Your sister is alive? That explains the dual life forces in your blood.

Enough with the nerd shit, my dad is about to be depowered. Where are you?

“I’m right here.” This time his voice really is over my shoulder. Like the twins that we are, my sister and I twist in unison to find Evan standing between us. He’s looking at me, but he hooks a thumb in her direction. “What the hell is that?”

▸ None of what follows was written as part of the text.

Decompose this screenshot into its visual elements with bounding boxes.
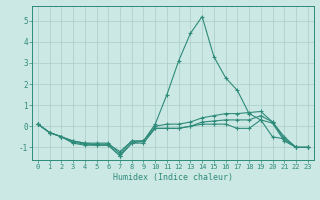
X-axis label: Humidex (Indice chaleur): Humidex (Indice chaleur) — [113, 173, 233, 182]
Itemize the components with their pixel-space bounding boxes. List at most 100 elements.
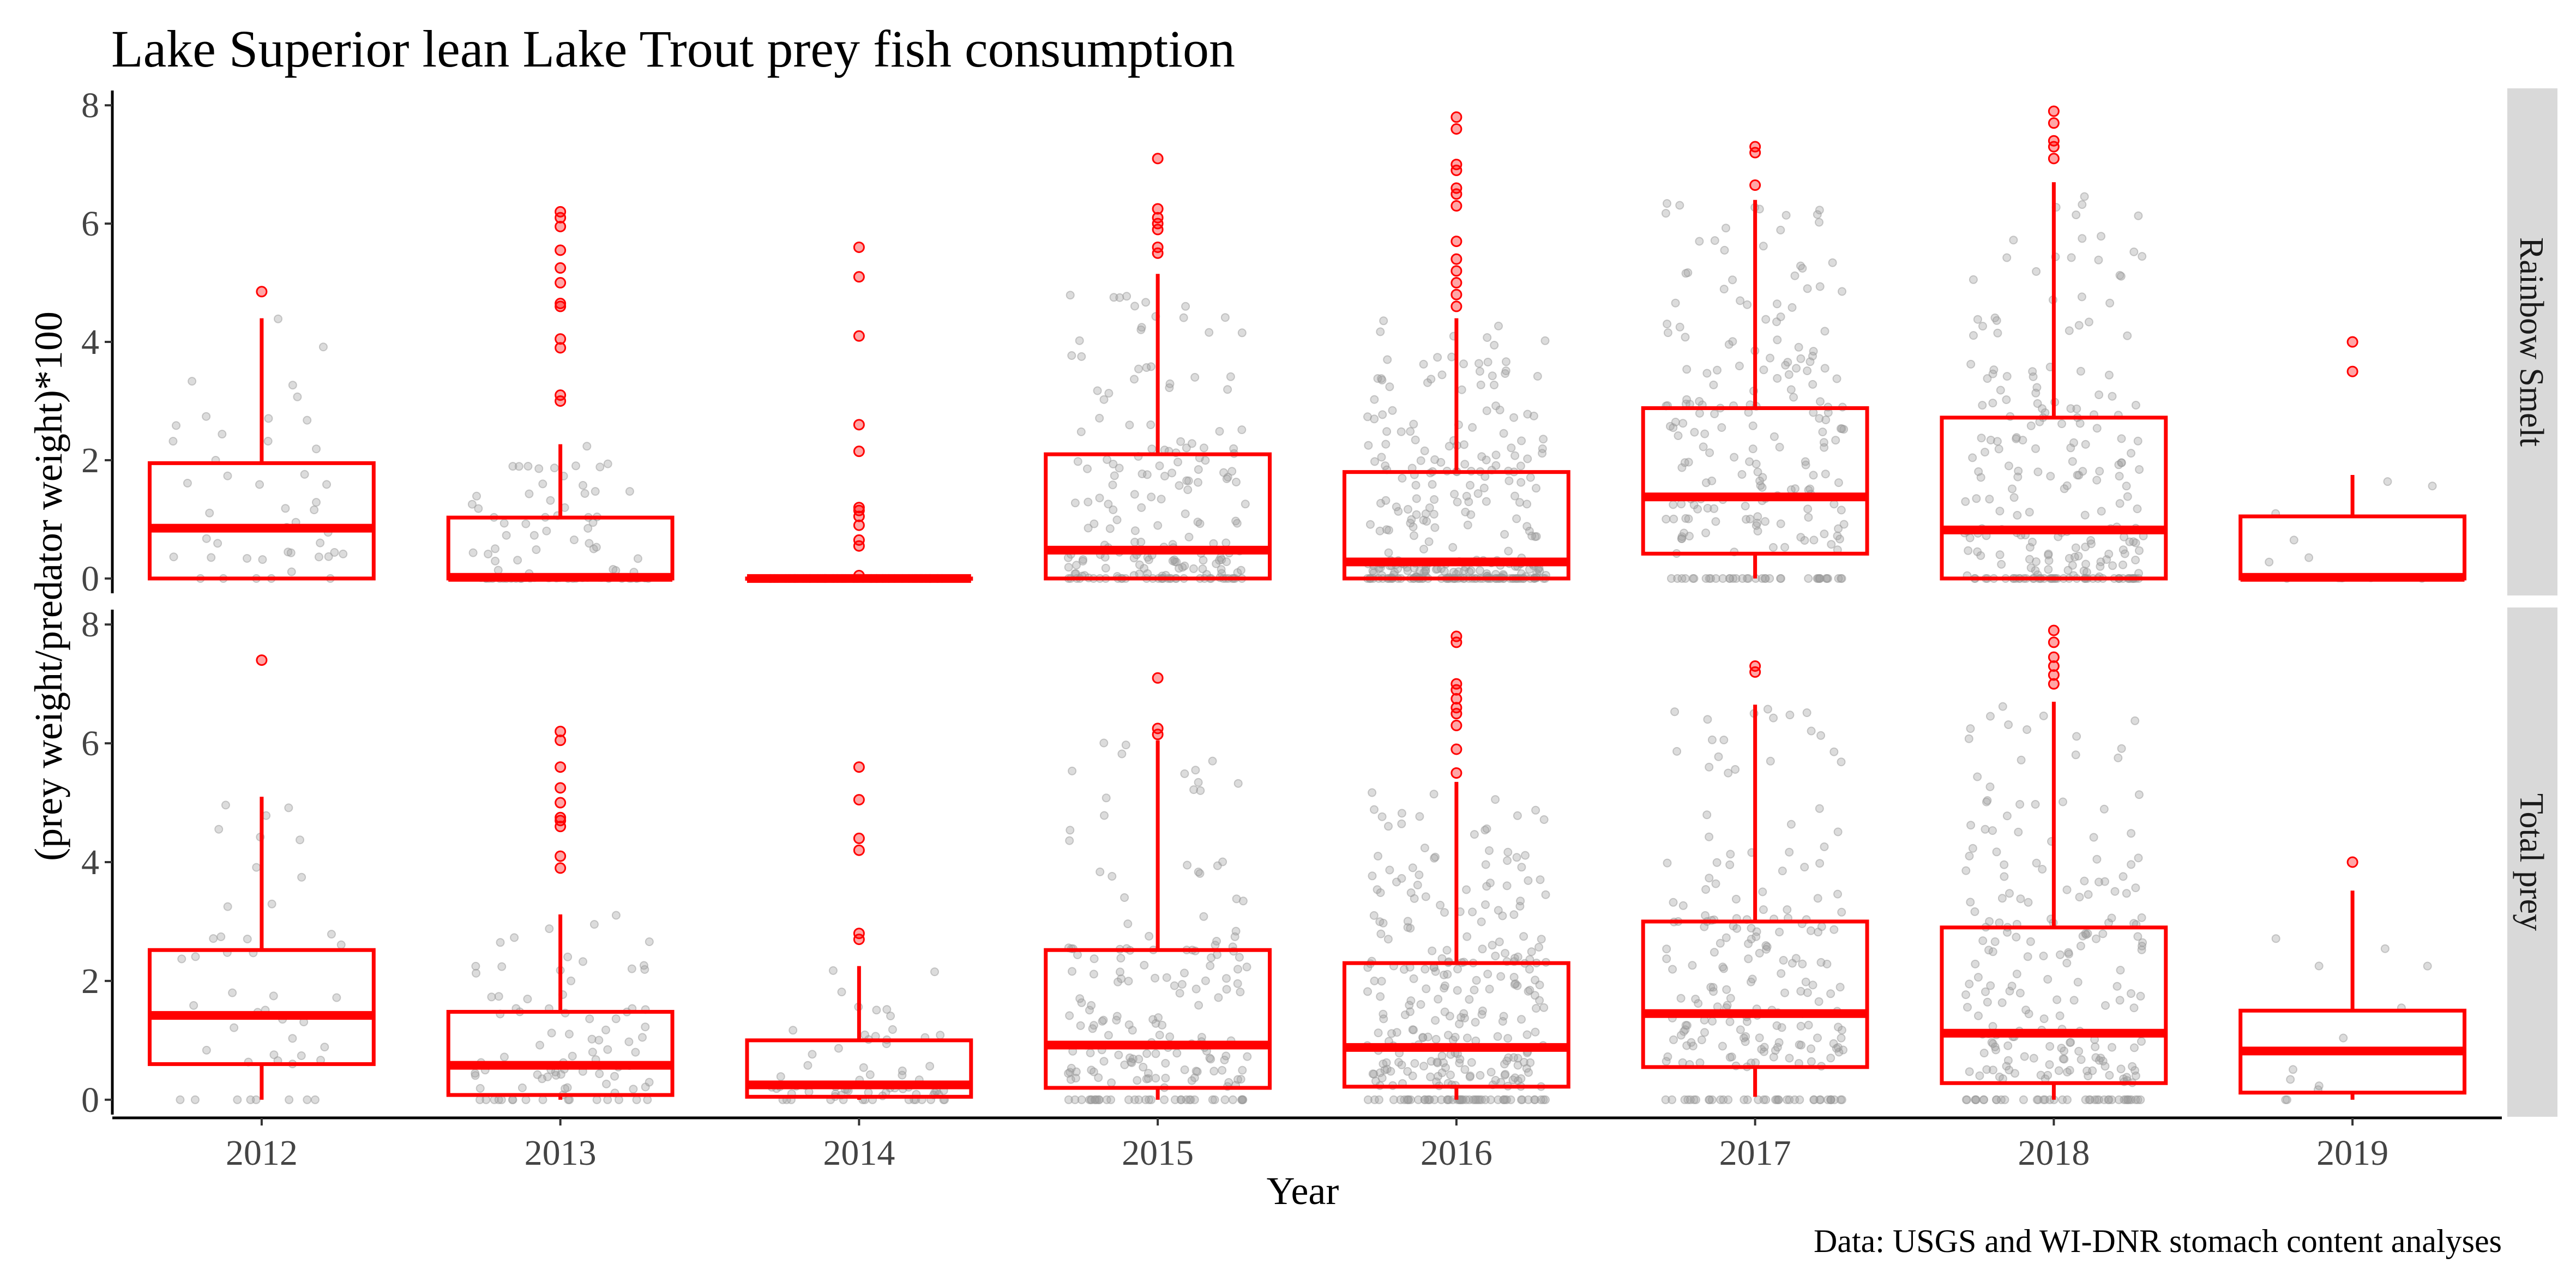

My twin dawns a look of bitchface, which I think looks absolutely fitting on her. “I’m Nova,” she hisses. Without so much as a glance backward, she sprints across the room, leaving waves of power in her wake. My jaw hits the floor as she slams into Aurora—fist first, knocking her against the side of the machine but most importantly, removing her fingers off the command plate. “I can’t believe—” she grunts, pulling back her fist and punching her again. “—you were going to—”
Punch, kick
. “—let me die!”

Evan grabs my arm. “You need to save your dad. Quick, while she’s distracted.” The seriousness in his eyes startles me.

Three things happen at the same time. But my brain processes them in this order:

Evan kisses me. Full lip-on-lip, his hands in my hair, three-second smooch.

Aurora releases her power, sending Nova rocketing off her feet and crashing into the wall with a fatal-sounding crack.

The depowering machine groans to life as Dad’s body lurches feet first into the bright circle, Aurora smiling as she pants for breath with her hand pressed firmly to the command plate.

“Dad!”
is what I think, but my screams drown out any form of discernible language coming from my mouth. Aurora’s laughter fills the air, followed by my father’s blood-curdling scream. His legs lift off the gurney, convulsing as blood splatters out from his toes, to the arches of his feet, up his ankles, and continues to climb up his legs as the machine moves. Strands of silver pull out of his body, sucking up into the machine at speeds barely noticeable even with my Super vision.

I’m stunned into a paralyzed stupor, but Evan springs into action. He holds up his hands, aiming at Aurora. The old hag flies into the wall exactly as I had when Evan used his juice on me. With a flick of his wrists, he zaps her again and again and again until she is just a bouncing blur in my peripheral vision as my feet finally move. I race to my father.

Dad’s face is frozen in an open-mouthed portrait of agony; there is no point in continuing to yell because his pain is far from over. Blood pours from his calves as his flesh rips open, allowing silvery veins to rip out and suck into the machine.

Jake’s words come back to me as I survey the machine, looking for some kind of button to shut off the power.
Once the machine starts, you can’t stop it until a depowered body comes out the other end.